REPUBLIKA.CO.ID -- Oleh: Jaya Suprana, Budayawan, Penggagas Rekor MURI, Pendiri Sanggar Pembelajaran Kemanusiaan
Jelas tak terbantahkan bahwa terorisme memprihatinkan kita semua yang masih memiliki sisa nurani kemanusiaan. Maka hukumnya wajib bahwa tanpa kompromi terorisme tidak bisa dan tidak boleh dibenarkan dengan alasan apa pun juga.
KEKERASAN
Bagi yang secara langsung merasakan dampak terorisme pasti lahir-batin makin lebih menderita ketimbang yang “hanya” menonton, mendengar atau membaca berita.

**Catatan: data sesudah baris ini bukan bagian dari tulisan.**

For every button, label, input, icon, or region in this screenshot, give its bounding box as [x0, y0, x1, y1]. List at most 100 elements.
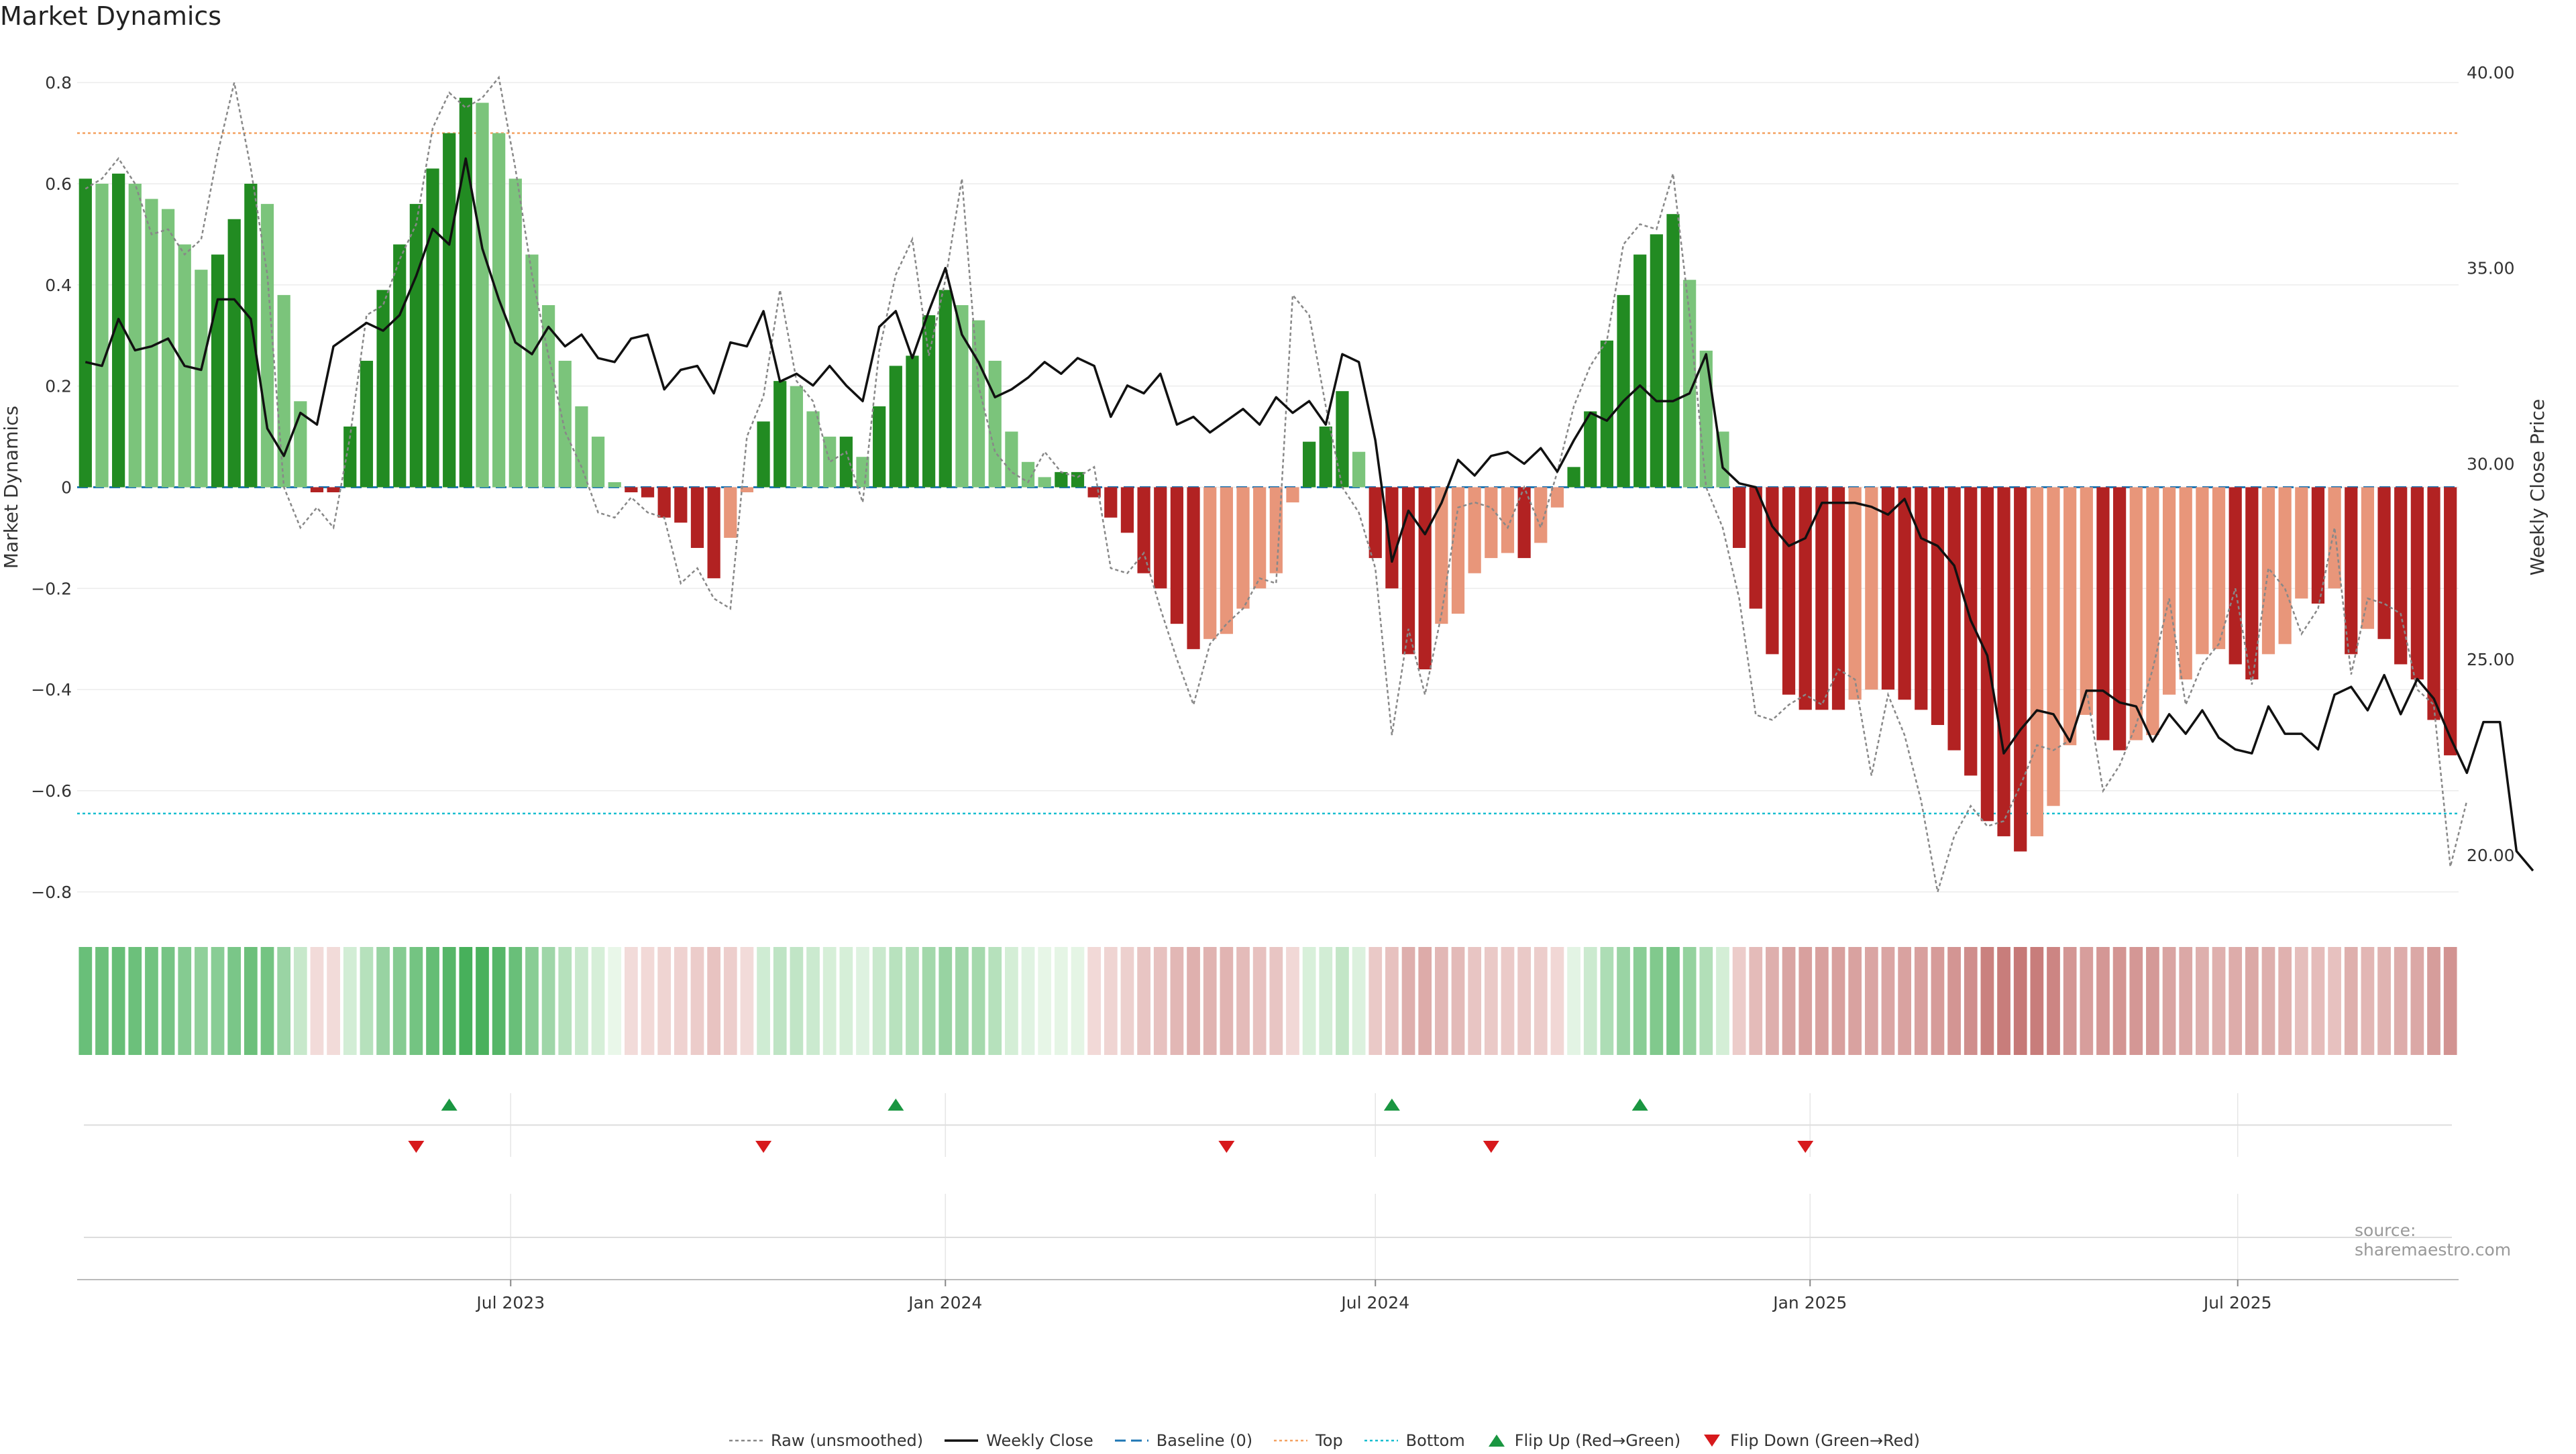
- legend-item-flip-down: Flip Down (Green→Red): [1701, 1431, 1920, 1450]
- strip-cell: [1732, 947, 1746, 1055]
- bar: [1120, 487, 1134, 533]
- bar: [277, 294, 290, 488]
- x-tick-label: Jan 2025: [1772, 1293, 1847, 1312]
- bar: [492, 133, 506, 488]
- strip-cell: [591, 947, 605, 1055]
- strip-cell: [1617, 947, 1630, 1055]
- strip-cell: [1286, 947, 1299, 1055]
- strip-cell: [392, 947, 407, 1055]
- bar: [1831, 487, 1845, 710]
- bar: [195, 270, 208, 488]
- strip-cell: [1501, 947, 1515, 1055]
- y-tick-label: −0.8: [31, 883, 72, 902]
- strip-cell: [790, 947, 804, 1055]
- strip-cell: [988, 947, 1002, 1055]
- bar: [1501, 487, 1515, 553]
- bar: [657, 487, 671, 518]
- strip-cell: [558, 947, 572, 1055]
- strip-cell: [1980, 947, 1994, 1055]
- series-lines: [85, 75, 2534, 893]
- strip-cell: [1583, 947, 1597, 1055]
- strip-cell: [1517, 947, 1531, 1055]
- strip-cell: [2179, 947, 2193, 1055]
- strip-cell: [1682, 947, 1697, 1055]
- strip-cell: [2146, 947, 2159, 1055]
- bar: [2179, 487, 2192, 680]
- flip-up-marker: [1631, 1099, 1648, 1111]
- strip-cell: [1451, 947, 1465, 1055]
- strip-cell: [1071, 947, 1085, 1055]
- strip-cell: [2261, 947, 2275, 1055]
- strip-cell: [2328, 947, 2341, 1055]
- bar: [1286, 487, 1299, 503]
- strip-cell: [525, 947, 539, 1055]
- bar: [889, 366, 902, 488]
- strip-cell: [1650, 947, 1664, 1055]
- bar: [591, 437, 605, 488]
- bar: [608, 482, 621, 488]
- strip-cell: [1848, 947, 1862, 1055]
- strip-cell: [1699, 947, 1713, 1055]
- strip-cell: [1766, 947, 1779, 1055]
- y2-tick-label: 30.00: [2467, 454, 2515, 473]
- bar: [525, 254, 539, 488]
- strip-cell: [2212, 947, 2226, 1055]
- y-tick-label: 0: [61, 478, 72, 498]
- bar: [823, 437, 837, 488]
- strip-cell: [343, 947, 357, 1055]
- strip-cell: [1947, 947, 1961, 1055]
- bar: [1021, 461, 1035, 488]
- strip-cell: [161, 947, 175, 1055]
- bar: [1468, 487, 1481, 573]
- strip-cell: [1434, 947, 1448, 1055]
- strip-cell: [1914, 947, 1928, 1055]
- strip-cell: [1831, 947, 1845, 1055]
- strip-cell: [145, 947, 158, 1055]
- y2-axis-label: Weekly Close Price: [2526, 399, 2548, 575]
- strip-cell: [1749, 947, 1763, 1055]
- strip-cell: [773, 947, 787, 1055]
- strip-cell: [2361, 947, 2375, 1055]
- strip-cell: [1881, 947, 1895, 1055]
- triangle-down-icon: [1704, 1435, 1721, 1447]
- market-dynamics-bars: [78, 97, 2457, 852]
- y2-tick-label: 35.00: [2467, 259, 2515, 278]
- strip-cell: [2080, 947, 2094, 1055]
- legend-label-raw: Raw (unsmoothed): [771, 1431, 924, 1450]
- strip-cell: [227, 947, 241, 1055]
- bar: [955, 304, 969, 488]
- strip-cell: [195, 947, 208, 1055]
- bar: [2080, 487, 2093, 715]
- bar: [1815, 487, 1829, 710]
- bar: [1368, 487, 1382, 559]
- bar: [1336, 391, 1349, 488]
- strip-cell: [459, 947, 473, 1055]
- bar: [1236, 487, 1250, 609]
- reference-lines: [77, 132, 2459, 815]
- strip-cell: [1319, 947, 1333, 1055]
- strip-cell: [2410, 947, 2424, 1055]
- bar: [906, 355, 919, 488]
- strip-cell: [1666, 947, 1680, 1055]
- strip-cell: [2047, 947, 2060, 1055]
- flip-up-marker: [441, 1099, 458, 1111]
- strip-cell: [1815, 947, 1829, 1055]
- y-tick-label: 0.4: [45, 276, 72, 295]
- strip-cell: [971, 947, 985, 1055]
- bar: [2427, 487, 2440, 720]
- flip-down-marker: [1797, 1141, 1814, 1153]
- strip-cell: [1236, 947, 1250, 1055]
- bar: [707, 487, 720, 579]
- bar: [211, 254, 225, 488]
- strip-cell: [2245, 947, 2259, 1055]
- strip-cell: [1252, 947, 1267, 1055]
- strip-cell: [2427, 947, 2440, 1055]
- bar: [1071, 471, 1085, 488]
- chart-title: Market Dynamics: [0, 1, 222, 31]
- bar: [476, 103, 489, 488]
- strip-cell: [1302, 947, 1316, 1055]
- bar: [260, 204, 274, 488]
- bar: [376, 290, 390, 488]
- strip-cell: [1269, 947, 1283, 1055]
- bar: [1584, 411, 1597, 488]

Terorisme bukan hanya menjadi bahan pemberitaan namun juga bahan perdebatan para ilmuwan dan cendekiawan mau pun pergunjingan kaum awam.
Bahkan terorisme menjadi topik bahasan serius seminar secara offline mau pun online yang bahkan laris diperjualbelikan lewat youtube dan medsos komersial.
Buku buku tradisional dan elektronikal tentang terorisme sibuk dipublikasikan dan diviralkan. Akibat terorisme asyik dibahas, diperdebatkan, didiskusikan, dirapatkan, ditulis, diviralkan, didefinisikan atau entah diapakan, kita semua tak sadar bahwa terorisme dalam arti kekerasan oleh manusia terhadap manusia masih terus menerus tetap terjadi di planet bumi.
SEPANJANG JAMAN
Terorisme sudah dilakukan sejak Kain membunuh Habil, Ken Arok membunuh Tunggul Ametung, Belanda menjajah Nusantara, Westerling membantai rakyat Indonesia, ayah kandung saya dibunuh pada masa pasca G30S, kedua tangan sepupu saya di Republik Rakyat China dihancurkan oleh laskar Revolusi Kebudayaan, prahara 911 di New York , tragedi Tien An Men, pembantaian laskar empire Ottoman terhadap kaum Armenia, Hitler terhadap Yahudi, Israel terhadap Palestina, Amerika Serikat terhadap Filipina dan Vietnam, Nasrani terhadap Nasrani di Irlandia Utara, penindasan terhadap kaum Rohingnya di Myanmar, bom bunuh diri di Irak, Suriah , Bali, Jakarta, Makassar, penembakan di Tol Cikampek, Mabes Polri, berbagai lokasi di Amerika Serikat et cetera dan lain sebagainya.
PERTANYAAN
Sejarah telah membuktikan bahwa kekerasan oleh manusia terhadap manusia terus menerus terjadi maka beranekaragam pertanyaan merajalela menghantui kalbu saya.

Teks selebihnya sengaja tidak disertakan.